Step-by-Step Solution
- Rewrite the equation in the standard form (y = mx + c).
- Identify the coefficient of x as the slope.
- Use the slope-intercept form (y = mx + c) to find the slope.
- Use the point-slope form (y - y1 = m(x - x1)) to find the slope.
- Use the two-point form (y2 - y1 = m(x2 - x1)) to find the slope.
Common Mistakes
- Not rewriting the equation in the standard form before finding the slope.
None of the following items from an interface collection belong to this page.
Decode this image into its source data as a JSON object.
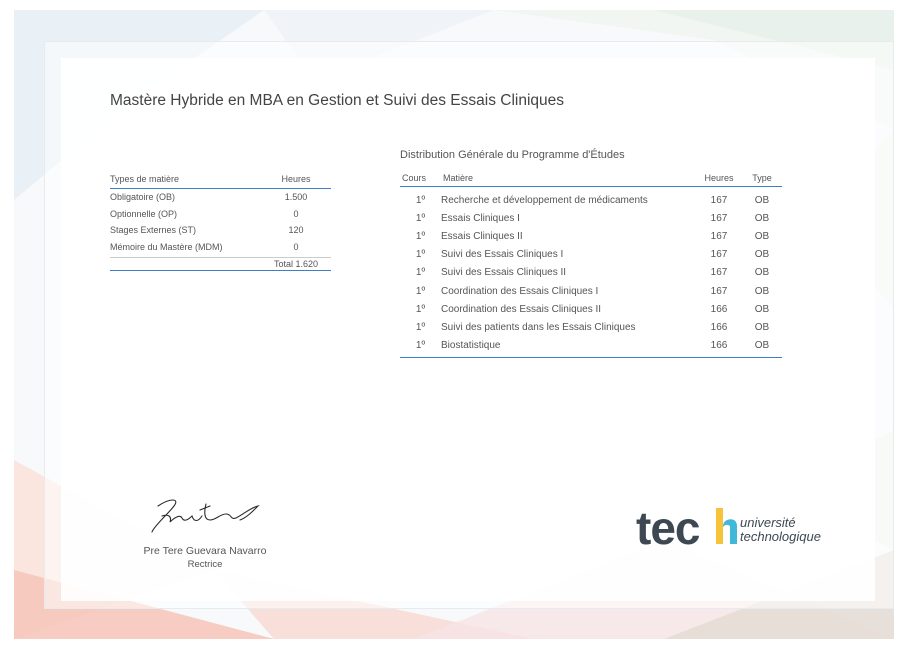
{
  "title": "Mastère Hybride en MBA en Gestion et Suivi des Essais Cliniques",
  "types_table": {
    "headers": [
      "Types de matière",
      "Heures"
    ],
    "rows": [
      {
        "label": "Obligatoire (OB)",
        "value": "1.500"
      },
      {
        "label": "Optionnelle (OP)",
        "value": "0"
      },
      {
        "label": "Stages Externes (ST)",
        "value": "120"
      },
      {
        "label": "Mémoire du Mastère (MDM)",
        "value": "0"
      }
    ],
    "total": "Total 1.620"
  },
  "distribution": {
    "title": "Distribution Générale du Programme d'Études",
    "headers": [
      "Cours",
      "Matière",
      "Heures",
      "Type"
    ],
    "rows": [
      {
        "cours": "1º",
        "matiere": "Recherche et développement de médicaments",
        "heures": "167",
        "type": "OB"
      },
      {
        "cours": "1º",
        "matiere": "Essais Cliniques I",
        "heures": "167",
        "type": "OB"
      },
      {
        "cours": "1º",
        "matiere": "Essais Cliniques II",
        "heures": "167",
        "type": "OB"
      },
      {
        "cours": "1º",
        "matiere": "Suivi des Essais Cliniques I",
        "heures": "167",
        "type": "OB"
      },
      {
        "cours": "1º",
        "matiere": "Suivi des Essais Cliniques II",
        "heures": "167",
        "type": "OB"
      },
      {
        "cours": "1º",
        "matiere": "Coordination des Essais Cliniques I",
        "heures": "167",
        "type": "OB"
      },
      {
        "cours": "1º",
        "matiere": "Coordination des Essais Cliniques II",
        "heures": "166",
        "type": "OB"
      },
      {
        "cours": "1º",
        "matiere": "Suivi des patients dans les Essais Cliniques",
        "heures": "166",
        "type": "OB"
      },
      {
        "cours": "1º",
        "matiere": "Biostatistique",
        "heures": "166",
        "type": "OB"
      }
    ]
  },
  "signature": {
    "name": "Pre Tere Guevara Navarro",
    "role": "Rectrice"
  },
  "logo": {
    "word": "tech",
    "tagline_1": "université",
    "tagline_2": "technologique"
  },
  "colors": {
    "accent_blue": "#3f7fc1",
    "logo_dark": "#3d4853",
    "logo_accent_1": "#f7c33a",
    "logo_accent_2": "#3fb8d9"
  }
}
- Not identifying the coefficient of x as the slope.
- Not using the correct form of the equation to find the slope.
Real-World Applications
- Finding the slope of a line is essential in various real-world applications such as physics, engineering, and economics.
- The slope of a line can be used to model the rate of change of a quantity over time.
Future Work
- Finding the slope of a line is a fundamental concept in mathematics that has numerous applications in various fields.
- Further research can be done on finding the slope of a line in different forms of equations.